P022: WHERE DID THAT AIR COME FROM? AN UNUSUAL CASE OF TRACHEOESOPHAGEAL FISTULA IN A NEONATE
Sayoni Saha, MD, MPH; Tyler Ray, MD; Karisa Walker, MD, MEd
University of Florida
Introduction/Background: Anesthetic management of a neonate with tracheoesophageal fistula (TEF) is particularly challenging due to the risk for ventilation through the fistula and gastric insufflation (Taneja & Saxena, 2014). A common approach involves maintaining spontaneous ventilation and careful visualization of fistula anatomy using a bronchoscope and placement of the ETT tip beyond the fistula. (Hozki et al., 1992). In this case a premature neonate with no prenatal diagnoses was delivered spontaneously at 34 weeks due to premature rupture of membranes. Shortly after birth, severe respiratory distress was noted. Attempts to pass suction into the child’s stomach were unsuccessful and met with resistance. The patient developed worsening respiratory distress and was intubated with a 3.0 uncuffed ETT and kept spontaneously ventilating. Given concerns for TEF and possible gastric perforation the patient was scheduled for surgery.

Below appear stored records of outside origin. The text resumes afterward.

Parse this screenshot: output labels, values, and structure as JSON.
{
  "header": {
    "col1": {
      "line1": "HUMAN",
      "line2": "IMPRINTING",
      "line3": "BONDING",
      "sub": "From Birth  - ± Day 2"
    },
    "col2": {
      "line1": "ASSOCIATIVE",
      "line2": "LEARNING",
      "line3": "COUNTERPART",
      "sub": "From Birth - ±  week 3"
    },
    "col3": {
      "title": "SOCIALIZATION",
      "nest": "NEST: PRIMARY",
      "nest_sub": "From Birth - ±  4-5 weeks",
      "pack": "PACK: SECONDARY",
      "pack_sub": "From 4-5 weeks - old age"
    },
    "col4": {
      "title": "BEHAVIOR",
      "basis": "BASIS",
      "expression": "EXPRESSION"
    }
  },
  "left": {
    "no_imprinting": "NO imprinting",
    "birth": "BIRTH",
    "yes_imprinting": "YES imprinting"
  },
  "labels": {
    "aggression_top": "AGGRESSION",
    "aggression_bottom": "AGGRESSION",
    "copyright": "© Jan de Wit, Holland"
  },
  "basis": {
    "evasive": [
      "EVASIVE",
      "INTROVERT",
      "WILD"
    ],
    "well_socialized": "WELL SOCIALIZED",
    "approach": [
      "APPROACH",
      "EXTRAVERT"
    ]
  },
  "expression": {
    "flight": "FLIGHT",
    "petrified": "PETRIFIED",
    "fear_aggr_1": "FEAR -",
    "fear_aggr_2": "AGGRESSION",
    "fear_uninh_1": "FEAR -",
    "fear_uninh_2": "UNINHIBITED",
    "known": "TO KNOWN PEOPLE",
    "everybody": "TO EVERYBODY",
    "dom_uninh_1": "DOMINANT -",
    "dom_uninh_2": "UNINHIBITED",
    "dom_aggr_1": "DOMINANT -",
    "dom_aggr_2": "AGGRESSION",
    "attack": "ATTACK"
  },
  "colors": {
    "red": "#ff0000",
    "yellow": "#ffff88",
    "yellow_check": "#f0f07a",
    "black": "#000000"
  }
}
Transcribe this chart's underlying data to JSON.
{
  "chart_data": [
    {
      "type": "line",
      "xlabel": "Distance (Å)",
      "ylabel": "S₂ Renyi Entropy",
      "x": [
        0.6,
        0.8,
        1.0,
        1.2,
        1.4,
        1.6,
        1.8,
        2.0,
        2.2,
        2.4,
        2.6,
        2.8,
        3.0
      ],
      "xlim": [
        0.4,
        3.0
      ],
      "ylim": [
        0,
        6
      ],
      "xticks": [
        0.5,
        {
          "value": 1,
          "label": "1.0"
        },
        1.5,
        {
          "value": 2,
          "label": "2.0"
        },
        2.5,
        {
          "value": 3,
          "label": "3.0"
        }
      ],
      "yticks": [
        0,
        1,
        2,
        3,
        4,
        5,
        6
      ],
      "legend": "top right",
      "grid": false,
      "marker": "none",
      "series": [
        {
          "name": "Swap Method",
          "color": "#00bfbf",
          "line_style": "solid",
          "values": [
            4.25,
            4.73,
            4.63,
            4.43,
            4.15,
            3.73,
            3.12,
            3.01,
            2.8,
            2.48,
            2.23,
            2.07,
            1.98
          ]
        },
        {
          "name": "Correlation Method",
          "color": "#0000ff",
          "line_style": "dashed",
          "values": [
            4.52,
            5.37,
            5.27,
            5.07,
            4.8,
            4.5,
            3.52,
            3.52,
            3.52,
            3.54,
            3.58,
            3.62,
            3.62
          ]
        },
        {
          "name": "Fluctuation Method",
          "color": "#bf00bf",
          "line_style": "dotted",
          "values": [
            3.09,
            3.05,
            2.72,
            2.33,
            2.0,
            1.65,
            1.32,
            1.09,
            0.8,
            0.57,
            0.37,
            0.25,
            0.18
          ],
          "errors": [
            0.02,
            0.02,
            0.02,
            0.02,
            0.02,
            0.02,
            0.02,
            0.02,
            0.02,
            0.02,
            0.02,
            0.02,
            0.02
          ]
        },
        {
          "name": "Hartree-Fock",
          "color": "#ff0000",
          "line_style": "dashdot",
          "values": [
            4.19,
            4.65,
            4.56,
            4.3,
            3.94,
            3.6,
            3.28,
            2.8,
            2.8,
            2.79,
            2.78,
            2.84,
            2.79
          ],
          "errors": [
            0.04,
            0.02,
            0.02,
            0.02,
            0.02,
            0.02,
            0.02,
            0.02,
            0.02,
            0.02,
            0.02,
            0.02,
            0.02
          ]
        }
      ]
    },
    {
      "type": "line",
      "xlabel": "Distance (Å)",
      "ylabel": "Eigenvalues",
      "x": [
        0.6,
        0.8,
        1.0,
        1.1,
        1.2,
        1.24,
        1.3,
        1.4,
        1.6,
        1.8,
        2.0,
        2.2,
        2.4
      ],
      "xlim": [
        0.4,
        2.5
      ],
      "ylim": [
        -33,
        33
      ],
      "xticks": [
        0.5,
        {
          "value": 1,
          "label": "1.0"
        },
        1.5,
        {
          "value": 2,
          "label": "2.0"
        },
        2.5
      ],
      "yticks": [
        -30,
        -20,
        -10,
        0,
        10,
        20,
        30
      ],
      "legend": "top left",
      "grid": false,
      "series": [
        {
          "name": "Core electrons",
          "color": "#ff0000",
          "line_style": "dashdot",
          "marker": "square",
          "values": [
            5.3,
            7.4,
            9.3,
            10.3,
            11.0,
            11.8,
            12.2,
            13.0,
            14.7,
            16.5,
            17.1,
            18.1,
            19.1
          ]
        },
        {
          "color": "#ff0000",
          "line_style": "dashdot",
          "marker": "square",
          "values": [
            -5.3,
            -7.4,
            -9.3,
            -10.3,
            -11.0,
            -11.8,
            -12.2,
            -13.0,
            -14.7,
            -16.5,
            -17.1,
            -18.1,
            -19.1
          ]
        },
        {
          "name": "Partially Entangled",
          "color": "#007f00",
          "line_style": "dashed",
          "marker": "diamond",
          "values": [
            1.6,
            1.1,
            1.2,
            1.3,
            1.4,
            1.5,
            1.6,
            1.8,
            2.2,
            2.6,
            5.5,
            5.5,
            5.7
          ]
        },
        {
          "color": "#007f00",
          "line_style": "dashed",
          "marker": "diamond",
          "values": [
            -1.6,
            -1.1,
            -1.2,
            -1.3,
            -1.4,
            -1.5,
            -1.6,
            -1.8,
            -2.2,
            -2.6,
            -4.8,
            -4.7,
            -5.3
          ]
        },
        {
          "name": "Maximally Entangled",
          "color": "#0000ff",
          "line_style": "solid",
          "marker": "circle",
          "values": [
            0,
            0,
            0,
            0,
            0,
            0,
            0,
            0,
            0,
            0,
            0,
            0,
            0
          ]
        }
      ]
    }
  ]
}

Methods: The patient arrived to the OR spontaneously ventilating via ETT and intravenous sedation was initiated with the surgical team at the bedside. Localization of the fistula was attempted using a 2.4 flexible bronchoscope passed via the ETT, however the fistula was unable to be visualized. On first attempt the bronchoscope was occluded by secretions and suctioned while spontaneous ventilation was maintained. On second attempt, the ETT was removed and a C-MAC Miller 1 blade and fiberoptic scope were used together to visualize the airway and advance an ETT. The ETT was visualized advancing through glottis; however, ventilation became acutely impossible. At this time the ETT was removed, and low-pressure CPAP was applied. The patient returned to spontaneous ventilation without evidence of bronchospasm or laryngospasm. At this time the patient’s abdomen was noted to be increasingly distended and ventilation became difficult. The decision was made with the surgical team to decompress the peritoneum. The skin was prepped in a sterile fashion and a 24g angiocath was placed through the abdominal wall perpendicularly into the peritoneal cavity through a point just below the right costal margin in mid-clavicular line. Air was aspirated from the peritoneum. Following decompression, a C-MAC Miller 1 was utilized to place a 3.0 cuffed ETT and maintain in position at 7 cm. Anesthesia was then induced via inhalational technique and spontaneous ventilation was maintained until the TEF was occluded.
Results and Conclusions: This case represents an unexpected case of non-prenatally diagnosed TEF, presenting with gastric rupture leading to pneumoperitoneum, which is a grave neonatal surgical emergency. Our initial plan, which would have allowed our team to take over the patient’s ventilation, was not successful and prompted deterioration of the patient’s clinical condition. Decompression of the peritoneum became acutely necessary. Our case illustrates the technique for, and utility of timely needle decompression in the setting of pneumoperitoneum. Although not optimal to conduct an exploratory laparotomy with spontaneous ventilation, this was the safest option for this neonate.